Du 23 août 1572 ( veille de la Saint Barthélémy ) au 31 mai 1574 ( autopsie du roi, mort la veille ), Jean Teulé nous relate les deux dernières années de la vie, du destin et de la folie grandissante de Charles 9, l’un des fils de Catherine de Médicis.
Charles 9, faut-il le rappeler, eut une vie courte et il fut détesté : mort à 24 ans, il est resté sous l’influence de sa mère. C’est sous son influence qu’il a ordonné le massacre de la Saint Barthélémy, qui causa la mort de 2 ou 3 000 parisiens et celle, par ricochet, de 10 ou 20 000 protestants, les jours suivants, dans pas mal de villes de France. Un massacre, note au passage Jean Teulé, qui fut salué comme un exploit par le pape !
Ouvrage historique mineur ( du moins dans l’œuvre de l’auteur ), Charly 9 se lit d’une traite grâce ( ou malgré ? ) un style très particulier, très riche, truffé d’expressions historiques ( on pense au meilleur de Fortune de France ) mais aussi de jurons, de scènes paillardes et de clins d’œil plus contemporains de l’auteur.
Si ce roman me touche, c’est parce qu’on y retrouve les Médicis, Henri de Navarre ( tout jeune marié avec Marguerite de Valois, la future Reine Margot, fille de Marguerite ! ) et aussi tout ce qui fait le terreau du dernier roman de Ken Follett, Une colonne de feu ( dont on a lu la critique sur mon blog au premier trimestre 2018 ).
Veule, égoïste, influençable, ce petit roi va finir par devenir sanguinaire et tuer tout ce qui bouge, au point de vouloir chasser à courre dans son propre palais du Louvre. A l’image de la ( superbe ) couverture du livre, Charles 9, pendant les dernières années de son trisge règne, va se couvrir du sang de ses sujets, au sens propre comme au sens figuré. Epoux d’une jeune allemande qu’il délaisse ( au profit de sa maîtresse favorite, une prostituée, Marie Touchet ), fils d’une reine autoritaire qui fera tout pour que succède à Charles 9 son fils favori, le futur ( et efféminé ) Henri III surnommé par sa mère « Mes Chers Yeux ».
Entre deux massacres, deux chasses à courre et deux disputes familiales, le lecteur aura le plaisir de croiser les sommités de la fin du XVIe siècle : Ambroise Paré ( protestant, certes, mais épargné par Charly ), et surtout le vieux Ronsard, toujours à l’affût d’une mignonne –y et à qui Charles 9 aurait commandé La Franciade, en dodécasyllabes.
L’intérêt de ce récit ( à peine ) romancé ?
Historique, au premier chef : on y apprend (ou on nous rappelle ), entre autres, que :
c’est sous le règne de Charles 9 qu’on change la date du 1er janvier ( jusqu’ici différente selon les villes du royaume !

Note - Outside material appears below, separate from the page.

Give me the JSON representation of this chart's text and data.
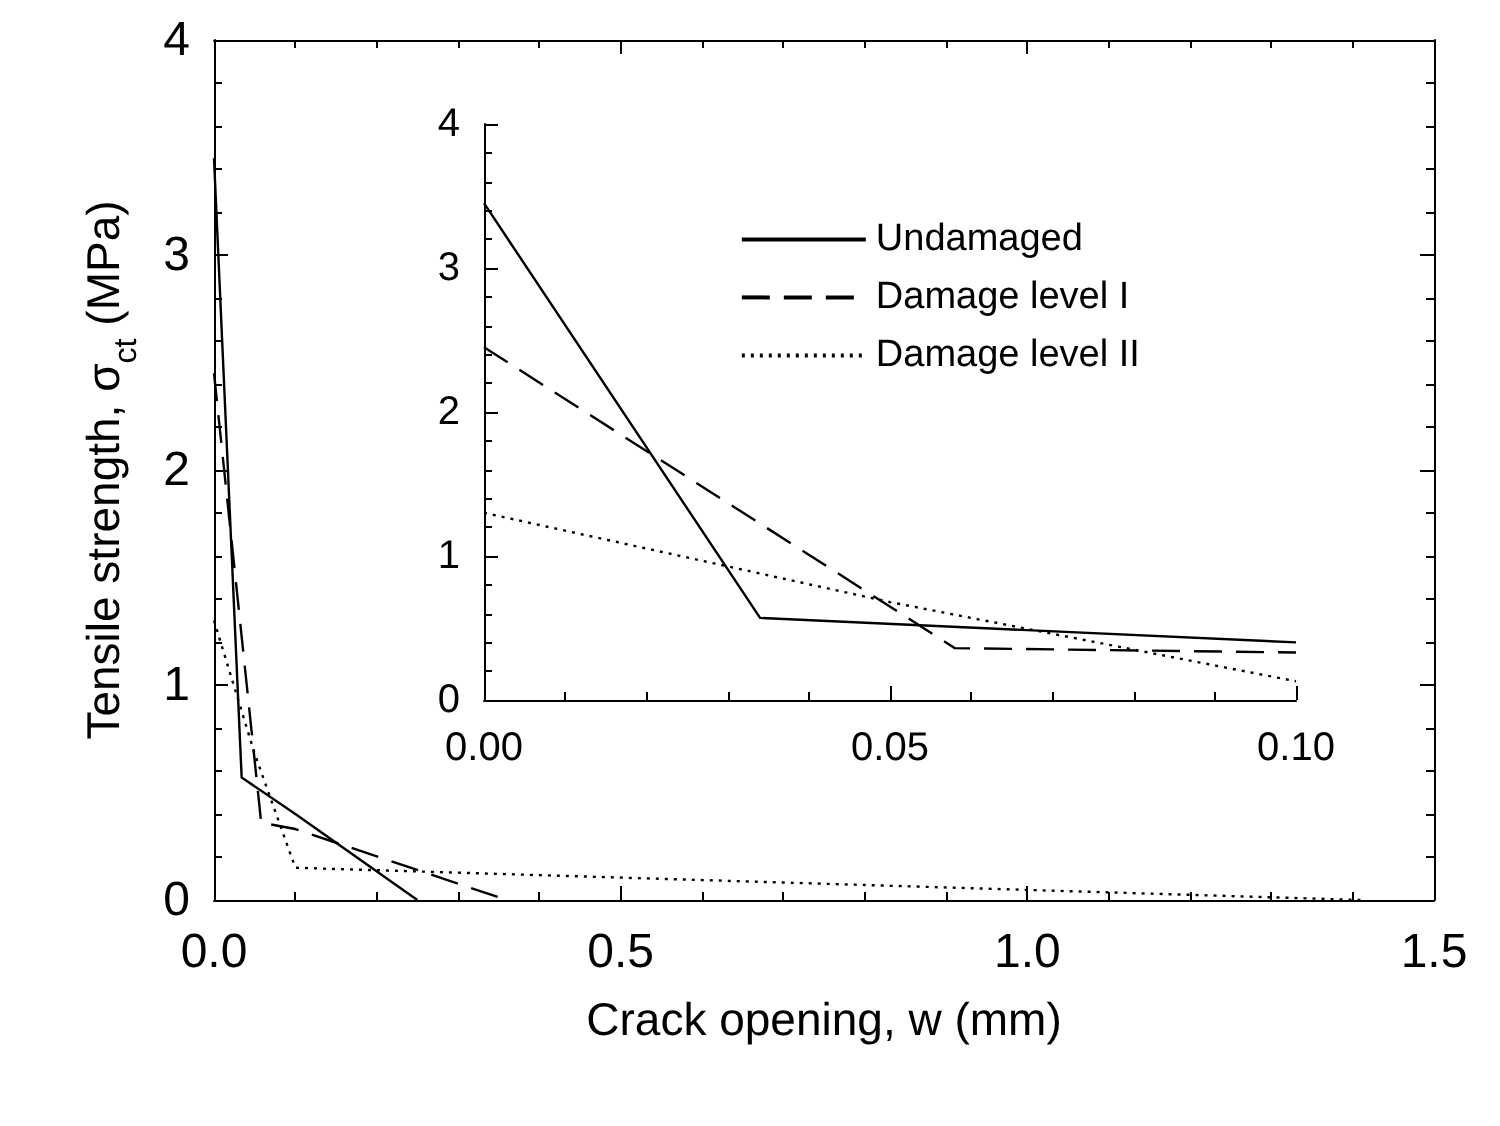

ce changement va provoquer la mort par le froid de milliers de paysans !
on décide qu’au 1er avril, on aura la liberté de mentir et de se livrer à des canulars,
le 1er mai sera dédié au muguet ( une plante hélas mortelle si on la mange ! ).

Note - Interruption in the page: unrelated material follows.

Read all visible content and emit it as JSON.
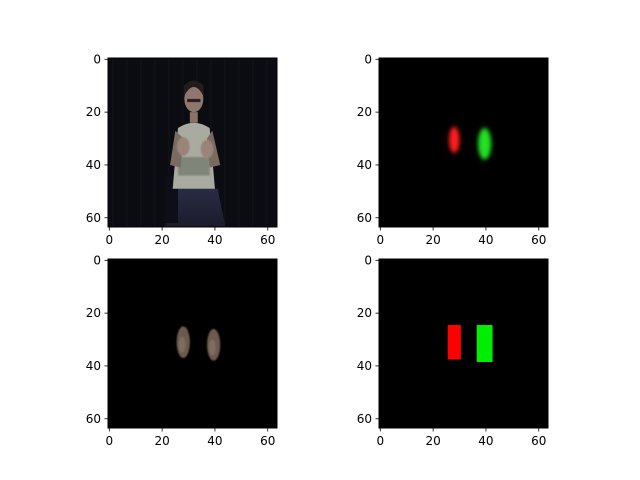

L’agonie sanglante de Charles 9 est sans doute due à un empoisonnement… aurait-il été assassiné par sa propre mère, soucieuse de mettre sur le trône un autre de ses fils ?
c’est la première fois qu’a lieu l’autopsie d’un roi.

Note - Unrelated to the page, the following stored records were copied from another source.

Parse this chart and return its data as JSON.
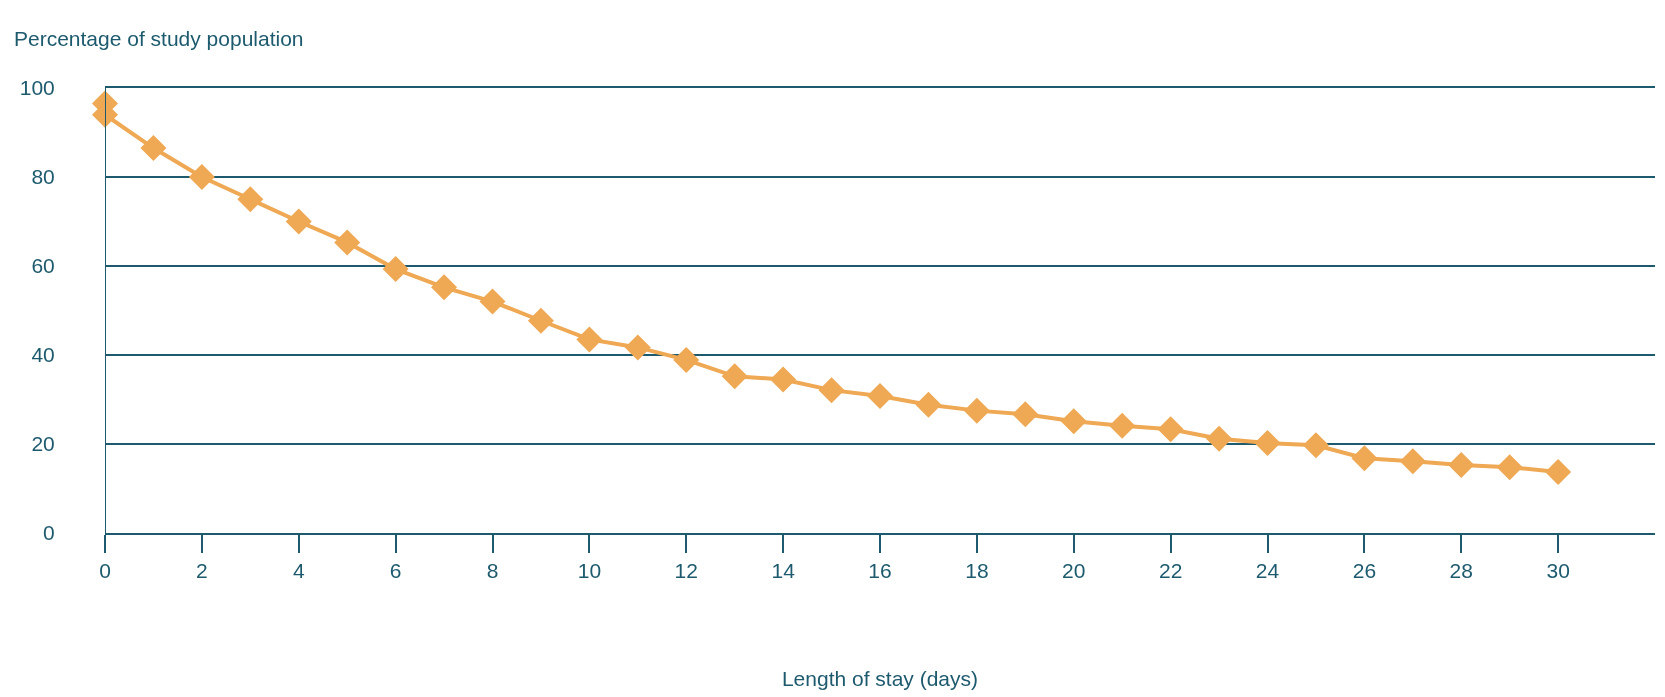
{
  "chart_data": {
    "type": "line",
    "ylabel": "Percentage of study population",
    "xlabel": "Length of stay (days)",
    "x": [
      0,
      0,
      1,
      2,
      3,
      4,
      5,
      6,
      7,
      8,
      9,
      10,
      11,
      12,
      13,
      14,
      15,
      16,
      17,
      18,
      19,
      20,
      21,
      22,
      23,
      24,
      25,
      26,
      27,
      28,
      29,
      30
    ],
    "series": [
      {
        "color": "#efa853",
        "values": [
          96.5,
          94,
          86.5,
          80,
          75,
          70,
          65.3,
          59.3,
          55.2,
          52,
          47.7,
          43.5,
          41.7,
          38.9,
          35.2,
          34.5,
          32.1,
          30.8,
          28.8,
          27.5,
          26.7,
          25.1,
          24.1,
          23.3,
          21.2,
          20.2,
          19.7,
          16.8,
          16.1,
          15.3,
          14.8,
          13.7
        ]
      }
    ],
    "xlim": [
      0,
      32
    ],
    "xticks": [
      0,
      2,
      4,
      6,
      8,
      10,
      12,
      14,
      16,
      18,
      20,
      22,
      24,
      26,
      28,
      30
    ],
    "ylim": [
      0,
      100
    ],
    "yticks": [
      0,
      20,
      40,
      60,
      80,
      100
    ],
    "grid": "y",
    "marker": "diamond",
    "line_style": "solid"
  }
}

Intérêt également littéraire, grâce à un style ciselé, efficace, d’une richesse étonnante, parfois émaillé d’une touche contemporaine et d’un jugement subjectif de l’auteur, parfois lui-même amusé par le cocasse ( et l’horreur ) de la situation qu’il décrit. A ce titre, le « Allah Akbar ! » jeté par un passant lors des funérailles ( mouvementées et sanglantes, elles aussi ) du souverain est sans doute une facétie de l’auteur !
Lu dans son édition Julliard moyen format, avec une fort jolie couverture, le vrai portrait de Charles 9 ( estampe ) auquel ont été judicieusement ajouté quelques coulées de sang.